In Part 1, I highlighted the fact that semiconductor stocks (using ticker FSELX as a proxy) have displayed three distinct periods within each month that have significantly underperformed all other days by, ahem, a “significant” margin (in this instance, “significant” is defined as -83.5% for the “Bad Days” versus +17,805% for the “Good Days’).
I also dropped the slightly depressing news that you can’t actually use this strategy with ticker FSELX due to Fidelity’s switching restrictions. There are two primary alternatives – the ETF ticker SMH or Profunds ticker SMPIX. For our purposes we will use SMPIX for several reasons:
*A slightly higher correlation to FSELX
*No commissions or slippage
*The ability to invest a specific dollar amount (rather than having to buy a specific number of shares).
*SMPIX uses leverage of 1.5-to-1 so offers more “bang for the buck” (albeit with a commensurately higher degree of risk)
Trading with SMPIX
SMPIX started trading on April 30th, 2001. So let’s run the same test using SMPIX that we did in the last article with FSELX. Specifically:
*During TDMs 5, 6, 7, 13, 14, -7, -6 and -5 our system will be in cash.
*During all other day the system will hold SMPIX
The results appear in Figure 1.
Figure 1 – Growth of $1,000 in SMPIX: TDM 5, 6, 7, 13, 14, -7, -6 and -5 (top clip) versus all other days (bottom clip); 5/1/2001-8/26/15
*$1,000 invested only on TDM 5, 6, 7, 13, 14, -7, -6 and -5 declined to $25 (-97.5%)
*$1,000 invested during all other days grew to $16,812 (+1,581%)
Now the Caveats
There are certainly a few caveats to ponder in all of this:
*These results certainly appear to fall into the “too good to be true” category (but they are mathematically correct)
*The real question is “what is the likelihood that future results will resemble past performance?” Unfortunately, there simply is no way to predict this. So a large “leap of faith” is required.
*Trading three times every single month can be a little “grinding” for those who are not used to shorter-term trading, especially since…..
*….There can be no second-guessing (“Hmmm, things look pretty good, maybe I won’t bother selling this time around”)

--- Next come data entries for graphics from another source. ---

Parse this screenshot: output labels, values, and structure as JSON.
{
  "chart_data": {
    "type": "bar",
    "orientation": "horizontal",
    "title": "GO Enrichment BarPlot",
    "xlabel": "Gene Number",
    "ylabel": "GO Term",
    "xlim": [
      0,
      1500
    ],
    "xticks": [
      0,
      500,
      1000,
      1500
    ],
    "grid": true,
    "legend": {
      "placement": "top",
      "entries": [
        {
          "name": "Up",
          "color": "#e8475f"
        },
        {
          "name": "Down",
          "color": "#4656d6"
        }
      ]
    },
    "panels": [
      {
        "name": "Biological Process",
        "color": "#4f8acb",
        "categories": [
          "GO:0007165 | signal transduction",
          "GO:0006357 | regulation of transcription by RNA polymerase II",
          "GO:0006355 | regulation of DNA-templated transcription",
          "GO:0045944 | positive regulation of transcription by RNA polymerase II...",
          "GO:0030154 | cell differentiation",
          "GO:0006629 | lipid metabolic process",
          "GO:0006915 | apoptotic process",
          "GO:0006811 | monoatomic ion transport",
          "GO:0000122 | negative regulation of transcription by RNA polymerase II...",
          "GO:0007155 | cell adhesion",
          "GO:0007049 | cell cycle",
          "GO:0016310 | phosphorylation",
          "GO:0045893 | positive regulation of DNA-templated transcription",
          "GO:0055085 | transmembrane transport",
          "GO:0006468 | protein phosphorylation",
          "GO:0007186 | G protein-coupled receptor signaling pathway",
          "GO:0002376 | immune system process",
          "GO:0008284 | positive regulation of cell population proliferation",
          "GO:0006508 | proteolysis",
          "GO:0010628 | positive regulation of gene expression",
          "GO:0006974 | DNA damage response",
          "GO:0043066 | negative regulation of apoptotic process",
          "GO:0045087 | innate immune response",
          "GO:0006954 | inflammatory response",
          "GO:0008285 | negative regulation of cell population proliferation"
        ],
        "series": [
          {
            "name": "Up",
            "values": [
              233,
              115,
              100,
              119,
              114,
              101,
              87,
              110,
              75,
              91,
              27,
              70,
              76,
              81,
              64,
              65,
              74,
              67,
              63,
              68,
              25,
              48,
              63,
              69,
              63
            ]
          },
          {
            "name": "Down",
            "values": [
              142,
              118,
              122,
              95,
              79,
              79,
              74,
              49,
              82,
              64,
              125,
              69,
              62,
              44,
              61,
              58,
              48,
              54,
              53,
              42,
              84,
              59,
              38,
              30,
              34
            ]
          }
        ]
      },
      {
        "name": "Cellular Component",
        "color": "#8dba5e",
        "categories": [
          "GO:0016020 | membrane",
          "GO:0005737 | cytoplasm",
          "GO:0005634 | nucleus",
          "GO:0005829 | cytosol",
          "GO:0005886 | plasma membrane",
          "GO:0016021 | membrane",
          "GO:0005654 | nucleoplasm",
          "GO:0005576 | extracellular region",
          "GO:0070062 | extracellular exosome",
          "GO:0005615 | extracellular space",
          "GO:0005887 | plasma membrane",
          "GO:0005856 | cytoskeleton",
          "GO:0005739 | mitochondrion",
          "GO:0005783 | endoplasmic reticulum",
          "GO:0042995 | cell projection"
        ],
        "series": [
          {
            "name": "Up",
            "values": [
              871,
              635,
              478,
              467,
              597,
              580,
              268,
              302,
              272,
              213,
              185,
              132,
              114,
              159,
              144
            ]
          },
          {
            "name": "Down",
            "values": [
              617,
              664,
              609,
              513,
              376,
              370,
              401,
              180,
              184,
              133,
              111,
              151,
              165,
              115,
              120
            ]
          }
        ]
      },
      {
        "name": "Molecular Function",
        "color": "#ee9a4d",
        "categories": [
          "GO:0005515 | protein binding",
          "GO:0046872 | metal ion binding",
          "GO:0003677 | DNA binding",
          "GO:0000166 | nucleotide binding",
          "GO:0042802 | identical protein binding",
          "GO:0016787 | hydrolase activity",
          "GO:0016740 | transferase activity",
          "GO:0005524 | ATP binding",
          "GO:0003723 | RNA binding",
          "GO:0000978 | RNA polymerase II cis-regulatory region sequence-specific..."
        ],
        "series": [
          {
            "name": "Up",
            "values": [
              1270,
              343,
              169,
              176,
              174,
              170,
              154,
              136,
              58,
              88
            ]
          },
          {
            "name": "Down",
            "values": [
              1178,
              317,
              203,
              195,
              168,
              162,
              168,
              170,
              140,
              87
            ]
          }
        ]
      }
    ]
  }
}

*Also, while this “system” has sidestepped a lot of pain, no one should assume that the “Good Days” are guaranteed to be a blissfully painless way to generate profits beyond the Dreams of Avarice.
To illustrate this last caveat take a close look at Figure 2. This is the same chart that appeared in the bottom clip in Figure 1, only with a few not inconsequential drawdowns highlighted.Figure 2 – “Good Days” aren’t always so good
As you can see, even the “Good Days” took some huge hits along the way.
So is trading in and out of SMPIX three times a month a viable strategy? For the record, I am not recommending this as a strategy; I am simply reporting the results I’ve found. I leave you to decide for yourself what – if anything – to do with it.
Remember that the title was not “How to Make Easy Money with No Risk in Semiconductors”, but “How NOT to lose 97.5% in Semiconductors.”
As it turns out, there is a difference.